Episodi densi di perplessità su cui i direttori di gara non hanno avuto alcun dubbio, così come i colleghi sopra citati non hanno neanche minimamente pensato di concedere un rigore all’Inter. Una tendenza bella e buona, un atteggiamento sin troppo eloquente e amplificato da quanto di contrario accade su altri campi con squadre d’alta classifica. Il regolamento viene interpretato di volta in volta e anche di fronte all’evidenza si opta sempre per la stessa decisione: all’Inter, e in particolare al povero Ranocchia, non va assegnato rigore. Resta difficile immaginare quanti punti i nerazzurri abbiano perso a causa di questi strafalcioni, al massimo si può effettuare un rapido conto per gli episodi avvenuti allo scadere e quindi privi di replica, tralasciando comunque la possibilità di sbagliare dagli undici metri: tra Cagliari, Lazio e Torino ai nerazzurri mancano ben 5 punti negli ultimi 3 mesi. Bottino che consentirebbe all’Inter di avere addirittura un +4 dalla Lazio (privata di 2 punti nello scontro diretto) e un + 5 sul Milan. Vantaggio significativo in ottica qualificazione Champions, che permetterebbe alla squadra e a Stramaccioni di lavorare con maggiore tranquillità. La realtà però è un’altra e per quanto gli errori dei direttori di gara abbiano influito sui risultati non ci si deve nascondere dietro essi. Se l’Inter fosse in salute e meritasse sempre di vincere sul campo i mancati rigori a favore sarebbero un documento inappuntabile da presentare a Nicchi e Braschi affinché intervengano immediatamente.

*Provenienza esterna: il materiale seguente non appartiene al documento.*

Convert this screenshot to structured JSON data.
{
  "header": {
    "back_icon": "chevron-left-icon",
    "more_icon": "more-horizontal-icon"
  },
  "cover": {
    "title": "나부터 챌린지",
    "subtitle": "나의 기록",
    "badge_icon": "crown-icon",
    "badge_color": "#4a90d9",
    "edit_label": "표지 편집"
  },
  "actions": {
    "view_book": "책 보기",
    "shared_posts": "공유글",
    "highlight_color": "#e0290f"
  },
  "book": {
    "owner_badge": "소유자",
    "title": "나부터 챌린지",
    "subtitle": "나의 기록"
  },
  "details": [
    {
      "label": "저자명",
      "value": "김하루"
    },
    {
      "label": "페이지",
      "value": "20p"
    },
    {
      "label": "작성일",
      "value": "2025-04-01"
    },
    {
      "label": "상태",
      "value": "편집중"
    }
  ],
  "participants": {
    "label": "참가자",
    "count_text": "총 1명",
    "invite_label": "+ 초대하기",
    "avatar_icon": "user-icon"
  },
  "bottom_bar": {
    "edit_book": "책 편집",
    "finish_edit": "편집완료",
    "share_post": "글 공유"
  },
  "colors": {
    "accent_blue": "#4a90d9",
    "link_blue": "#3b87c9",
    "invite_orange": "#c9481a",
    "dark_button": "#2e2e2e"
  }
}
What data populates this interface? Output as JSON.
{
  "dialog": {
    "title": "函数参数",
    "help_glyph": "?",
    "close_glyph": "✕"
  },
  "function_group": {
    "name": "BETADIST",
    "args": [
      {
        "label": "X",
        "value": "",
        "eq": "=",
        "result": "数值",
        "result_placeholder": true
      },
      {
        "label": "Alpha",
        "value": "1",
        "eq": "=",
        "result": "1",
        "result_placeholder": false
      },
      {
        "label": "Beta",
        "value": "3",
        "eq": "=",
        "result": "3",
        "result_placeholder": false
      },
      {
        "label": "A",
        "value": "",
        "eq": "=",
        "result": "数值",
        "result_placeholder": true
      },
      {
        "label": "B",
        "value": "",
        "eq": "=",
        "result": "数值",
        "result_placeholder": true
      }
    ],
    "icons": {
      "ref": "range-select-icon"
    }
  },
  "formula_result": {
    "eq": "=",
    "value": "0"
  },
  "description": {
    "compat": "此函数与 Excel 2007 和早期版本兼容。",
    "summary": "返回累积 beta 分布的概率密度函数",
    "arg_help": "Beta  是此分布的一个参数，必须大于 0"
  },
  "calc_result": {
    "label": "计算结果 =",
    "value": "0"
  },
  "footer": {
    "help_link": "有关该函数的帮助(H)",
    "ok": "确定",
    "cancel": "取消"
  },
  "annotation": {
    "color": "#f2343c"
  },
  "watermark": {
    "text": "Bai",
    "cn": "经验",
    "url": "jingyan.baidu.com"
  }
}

Ma considerando la situazione a 360 gradi, c’è il rischio che siano solo una giustificazione. Non per questo vanno taciuti, perché in fin dei conti, prestazioni a parte, ai nerazzurri mancano troppi punti in classifica e questo gap mette in seria discussione l’obiettivo terzo posto. Nulla è perduto, ma prima di lamentarsi ulteriormente dei danni arbitrali sarebbe meglio ripristinare i valori della squadra vista fino al 3 novembre, quella che giocava bene e vinceva prima di incappare in una fastidiosa serie di episodi contrari, compreso un calo palese nelle prestazioni e nei risultati. Vale la pensa aggiungere, infine, quanto l’assenza di quei punti in classifica stiano pesando anche sull’opinione mediatica nei confronti di Stramaccioni: di certo, con un terzo posto ancora in pugno, le critiche contro il tecnico non sarebbero così feroci. Tutto è opinabile, tranne i numeri.